Bulahdeen stood in the middle of the cabin and looked around, frowning. Nothing looked out of place. Well, everything was out of place, but that was how Selma liked it. The couch was littered with reading materials carelessly scattered around. The bathroom was full of her pots and potions and scented lotions. She could see from here that the bed was covered in candy wrappers and hadn’t been slept in. Where did she go? Bulahdeen worried about Selma. She was always pushing people away. That’s why Bulahdeen always pushed back. For nearly thirty years, ever since meeting her here at the lake, she had called Selma on the first Thursday of every month, and if Selma didn’t feel like talking, well, then, Bulahdeen did all the talking, filling her in on everything going on in her life. The one month Bulahdeen forgot to call, when Charlie was first moved into the nursing home and Bulahdeen was tired and frazzled and spending all her time getting him settled, Selma showed up, having driven all night from Mississippi, because she couldn’t get in touch with Bulahdeen. She’d been mad that Bulahdeen wasn’t dead, for all the trouble she’d caused, and she’d refused to take Bulahdeen’s calls for months afterward. But she’d come around.

Bulahdeen’s eyes landed on the mantle, where Selma had placed the photos of her husbands. She displayed them in much the same way a hunter displays a moose head. She’d hunted them down. It had taken work. And she was proud of her trophies. Bulahdeen had always been fascinated by Selma’s power over men. She was utterly in control. Always. That seemed to defeat the point of being with a man, but to each his own. Selma too made her own endings.

That’s when it occurred to her.

Bulahdeen saw the box on the mantle and picked it up. She slowly lifted the lid.

When she looked inside, she thought, I’ll be damned.

Sometimes, the best endings are the ones that surprise you. Sometimes, the best are the ones that have everything happening exactly how you want it to happen. But the absolute perfect endings are when you get a little of both.
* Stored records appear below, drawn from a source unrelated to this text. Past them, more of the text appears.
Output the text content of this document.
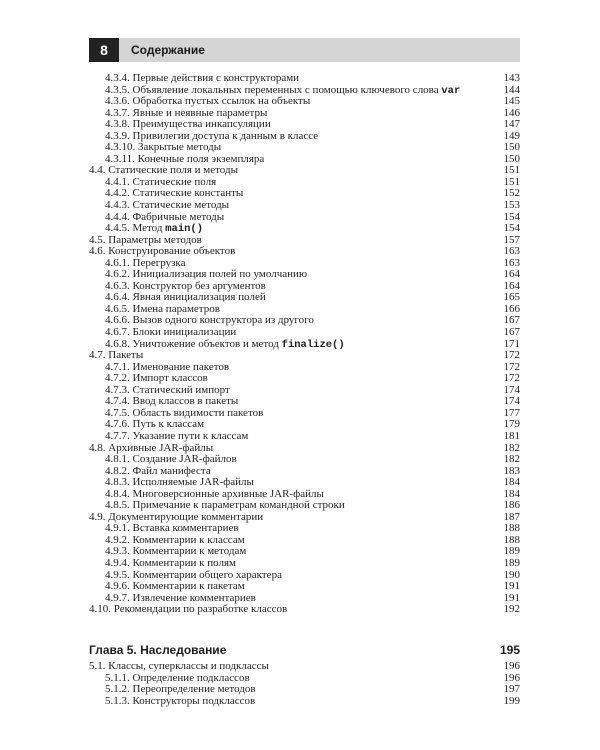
8	Содержание
4.3.4. Первые действия с конструкторами	143
4.3.5. Объявление локальных переменных с помощью ключевого слова var	144
4.3.6. Обработка пустых ссылок на объекты	145
4.3.7. Явные и неявные параметры	146
4.3.8. Преимущества инкапсуляции	147
4.3.9. Привилегии доступа к данным в классе	149
4.3.10. Закрытые методы	150
4.3.11. Конечные поля экземпляра	150
4.4. Статические поля и методы	151
4.4.1. Статические поля	151
4.4.2. Статические константы	152
4.4.3. Статические методы	153
4.4.4. Фабричные методы	154
4.4.5. Метод main()	154
4.5. Параметры методов	157
4.6. Конструирование объектов	163
4.6.1. Перегрузка	163
4.6.2. Инициализация полей по умолчанию	164
4.6.3. Конструктор без аргументов	164
4.6.4. Явная инициализация полей	165
4.6.5. Имена параметров	166
4.6.6. Вызов одного конструктора из другого	167
4.6.7. Блоки инициализации	167
4.6.8. Уничтожение объектов и метод finalize()	171
4.7. Пакеты	172
4.7.1. Именование пакетов	172
4.7.2. Импорт классов	172
4.7.3. Статический импорт	174
4.7.4. Ввод классов в пакеты	174
4.7.5. Область видимости пакетов	177
4.7.6. Путь к классам	179
4.7.7. Указание пути к классам	181
4.8. Архивные JAR-файлы	182
4.8.1. Создание JAR-файлов	182
4.8.2. Файл манифеста	183
4.8.3. Исполняемые JAR-файлы	184
4.8.4. Многоверсионные архивные JAR-файлы	184
4.8.5. Примечание к параметрам командной строки	186
4.9. Документирующие комментарии	187
4.9.1. Вставка комментариев	188
4.9.2. Комментарии к классам	188
4.9.3. Комментарии к методам	189
4.9.4. Комментарии к полям	189
4.9.5. Комментарии общего характера	190
4.9.6. Комментарии к пакетам	191
4.9.7. Извлечение комментариев	191
4.10. Рекомендации по разработке классов	192
Глава 5. Наследование	195
5.1. Классы, суперклассы и подклассы	196
5.1.1. Определение подклассов	196
5.1.2. Переопределение методов	197
5.1.3. Конструкторы подклассов	199
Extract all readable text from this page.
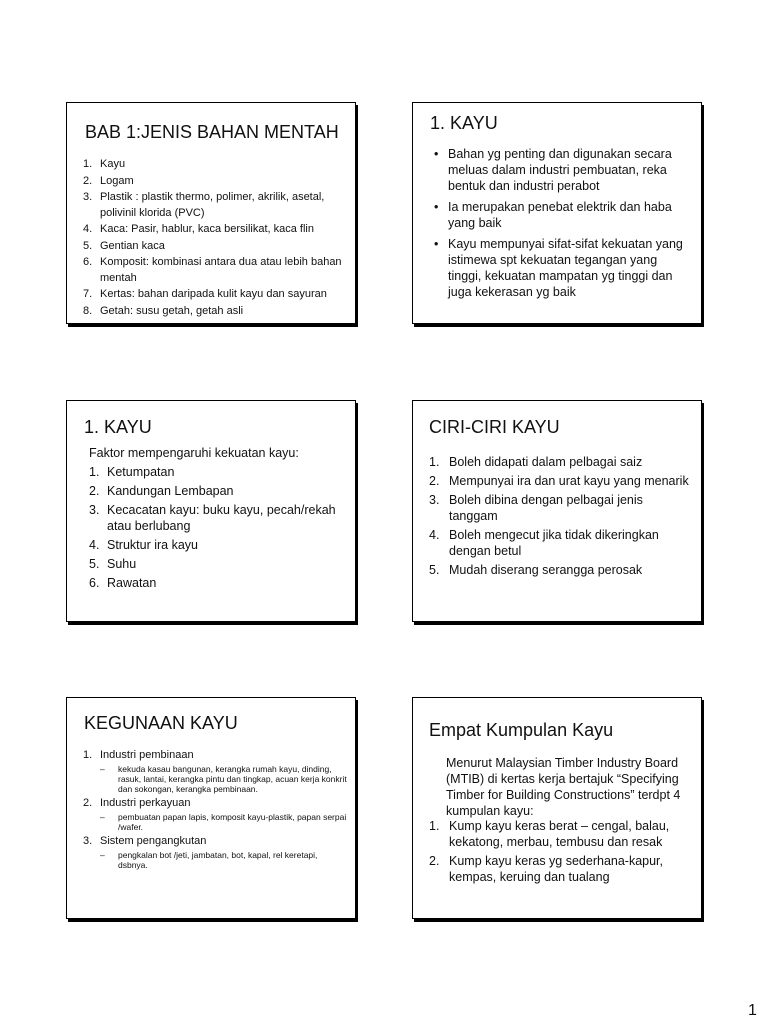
BAB 1:JENIS BAHAN MENTAH
1. Kayu
2. Logam
3. Plastik : plastik thermo, polimer, akrilik, asetal, polivinil klorida (PVC)
4. Kaca: Pasir, hablur, kaca bersilikat, kaca flin
5. Gentian kaca
6. Komposit: kombinasi antara dua atau lebih bahan mentah
7. Kertas: bahan daripada kulit kayu dan sayuran
8. Getah: susu getah, getah asli
1. KAYU
• Bahan yg penting dan digunakan secara meluas dalam industri pembuatan, reka bentuk dan industri perabot
• Ia merupakan penebat elektrik dan haba yang baik
• Kayu mempunyai sifat-sifat kekuatan yang istimewa spt kekuatan tegangan yang tinggi, kekuatan mampatan yg tinggi dan juga kekerasan yg baik
1. KAYU
Faktor mempengaruhi kekuatan kayu:
1. Ketumpatan
2. Kandungan Lembapan
3. Kecacatan kayu: buku kayu, pecah/rekah atau berlubang
4. Struktur ira kayu
5. Suhu
6. Rawatan
CIRI-CIRI KAYU
1. Boleh didapati dalam pelbagai saiz
2. Mempunyai ira dan urat kayu yang menarik
3. Boleh dibina dengan pelbagai jenis tanggam
4. Boleh mengecut jika tidak dikeringkan dengan betul
5. Mudah diserang serangga perosak
KEGUNAAN KAYU
1. Industri pembinaan
– kekuda kasau bangunan, kerangka rumah kayu, dinding, rasuk, lantai, kerangka pintu dan tingkap, acuan kerja konkrit dan sokongan, kerangka pembinaan.
2. Industri perkayuan
– pembuatan papan lapis, komposit kayu-plastik, papan serpai /wafer.
3. Sistem pengangkutan
– pengkalan bot /jeti, jambatan, bot, kapal, rel keretapi, dsbnya.
Empat Kumpulan Kayu
Menurut Malaysian Timber Industry Board (MTIB) di kertas kerja bertajuk “Specifying Timber for Building Constructions” terdpt 4 kumpulan kayu:
1. Kump kayu keras berat – cengal, balau, kekatong, merbau, tembusu dan resak
2. Kump kayu keras yg sederhana-kapur, kempas, keruing dan tualang
1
She put the box back, then she locked the door behind her and went back to the main house.

“Any clues?” Kate asked.

“One or two,” Bulahdeen said, handing the key back to Eby. “She’ll be back. She never goes anywhere without her husbands.”

The phone rang and Eby went to answer it.
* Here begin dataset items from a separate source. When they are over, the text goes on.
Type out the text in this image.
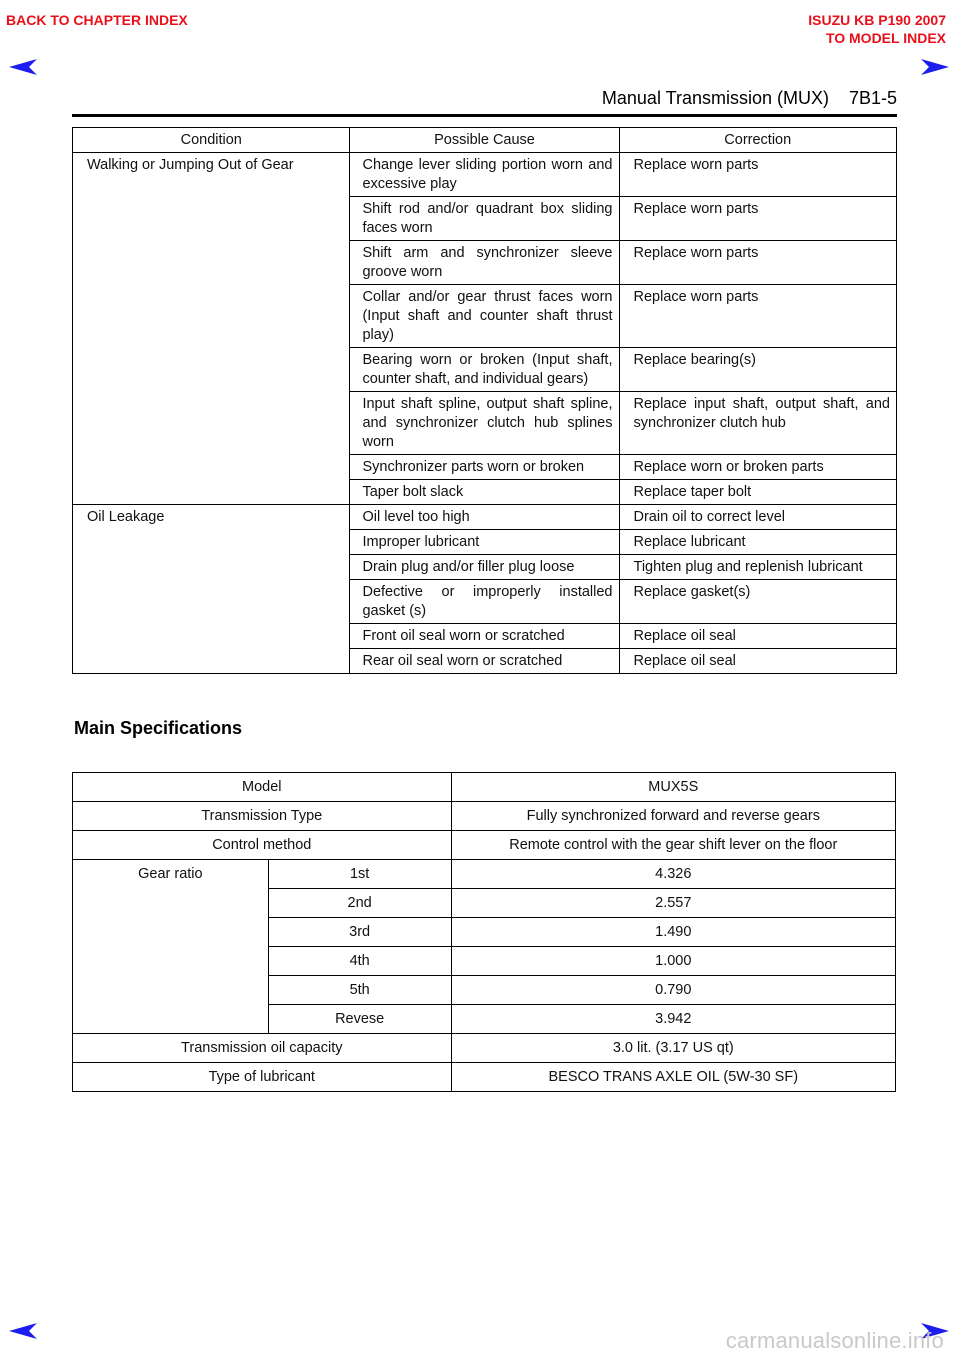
BACK TO CHAPTER INDEX	ISUZU KB P190 2007
TO MODEL INDEX
Manual Transmission (MUX)    7B1-5
Condition	Possible Cause	Correction
Walking or Jumping Out of Gear	Change lever sliding portion worn and excessive play	Replace worn parts
	Shift rod and/or quadrant box sliding faces worn	Replace worn parts
	Shift arm and synchronizer sleeve groove worn	Replace worn parts
	Collar and/or gear thrust faces worn (Input shaft and counter shaft thrust play)	Replace worn parts
	Bearing worn or broken (Input shaft, counter shaft, and individual gears)	Replace bearing(s)
	Input shaft spline, output shaft spline, and synchronizer clutch hub splines worn	Replace input shaft, output shaft, and synchronizer clutch hub
	Synchronizer parts worn or broken	Replace worn or broken parts
	Taper bolt slack	Replace taper bolt
Oil Leakage	Oil level too high	Drain oil to correct level
	Improper lubricant	Replace lubricant
	Drain plug and/or filler plug loose	Tighten plug and replenish lubricant
	Defective or improperly installed gasket (s)	Replace gasket(s)
	Front oil seal worn or scratched	Replace oil seal
	Rear oil seal worn or scratched	Replace oil seal
Main Specifications
Model		MUX5S
Transmission Type		Fully synchronized forward and reverse gears
Control method		Remote control with the gear shift lever on the floor
Gear ratio	1st	4.326
	2nd	2.557
	3rd	1.490
	4th	1.000
	5th	0.790
	Revese	3.942
Transmission oil capacity		3.0 lit. (3.17 US qt)
Type of lubricant		BESCO TRANS AXLE OIL (5W-30 SF)
carmanualsonline.info
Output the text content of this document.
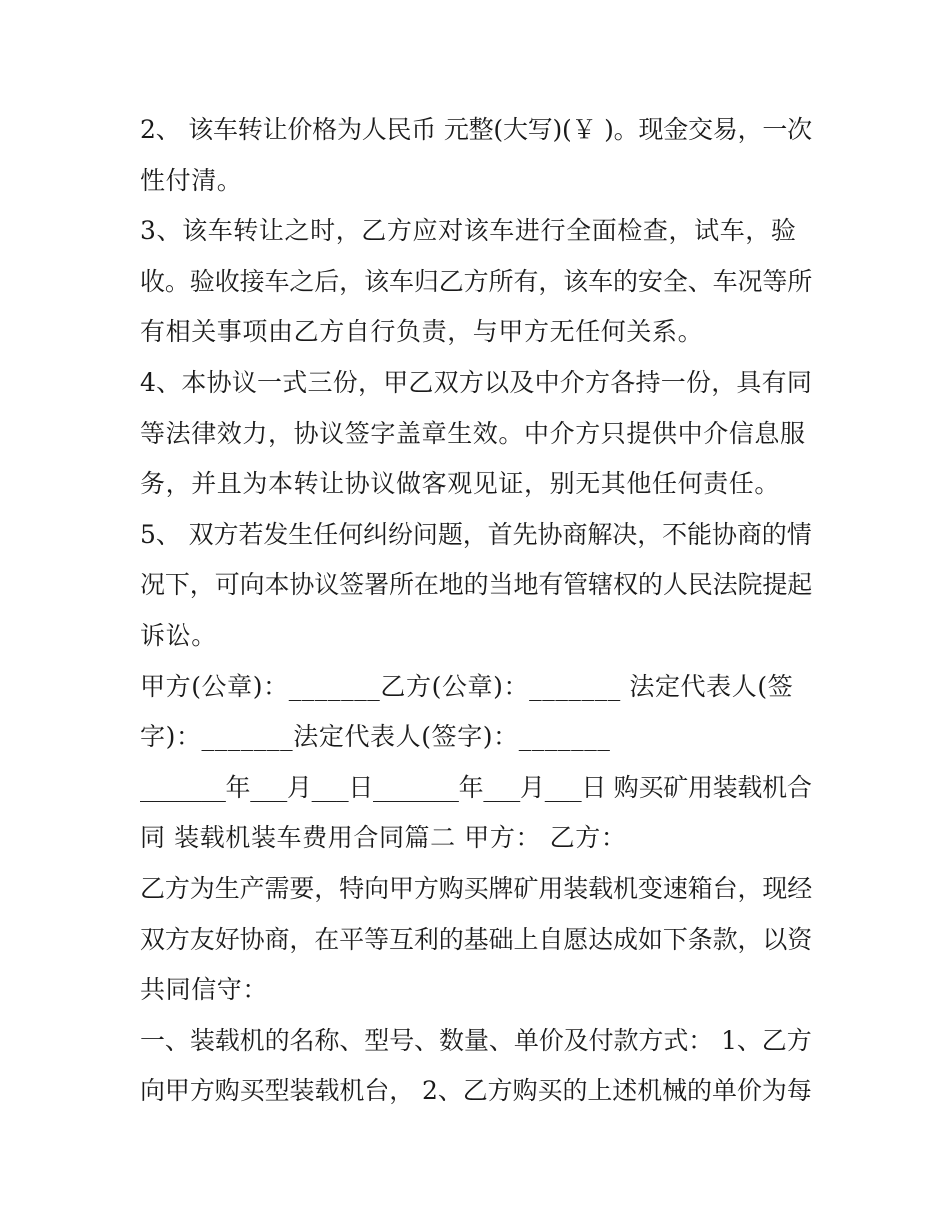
2、 该车转让价格为人民币 元整(大写)(￥ )。现金交易，一次
性付清。
3、该车转让之时，乙方应对该车进行全面检查，试车，验
收。验收接车之后，该车归乙方所有，该车的安全、车况等所
有相关事项由乙方自行负责，与甲方无任何关系。
4、本协议一式三份，甲乙双方以及中介方各持一份，具有同
等法律效力，协议签字盖章生效。中介方只提供中介信息服
务，并且为本转让协议做客观见证，别无其他任何责任。
5、 双方若发生任何纠纷问题，首先协商解决，不能协商的情
况下，可向本协议签署所在地的当地有管辖权的人民法院提起
诉讼。
甲方(公章)：_______乙方(公章)：_______ 法定代表人(签
字)：_______法定代表人(签字)：_______
_______年___月___日_______年___月___日 购买矿用装载机合
同 装载机装车费用合同篇二 甲方： 乙方：
乙方为生产需要，特向甲方购买牌矿用装载机变速箱台，现经
双方友好协商，在平等互利的基础上自愿达成如下条款，以资
共同信守：
一、装载机的名称、型号、数量、单价及付款方式： 1、乙方
向甲方购买型装载机台， 2、乙方购买的上述机械的单价为每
Bulahdeen went to the buffet table to fill up her plate. Being nosy was hard work. She stopped when she saw a chair in the corner. “Isn’t that the chair Lisette always keeps in the kitchen?”

“Yes,” Jack said from his table by the door. He was supposed to have left yesterday. When Bulahdeen saw Lisette sneaking out of his cabin early this morning, she knew why he hadn’t.

“What’s it doing out here?”

“She doesn’t need it anymore.”

She turned to him curiously. “And how do you know that?”

Jack kept his eyes on his plate, but he began to blush. Bulahdeen laughed and turned back to the buffet. She paused when she saw the bowl of mixed fruit. For the first time ever, they were cut into all sorts of shapes. The pineapples were stars. The strawberries were mice faces. What the…? This was happy food. Lisette was making happy food.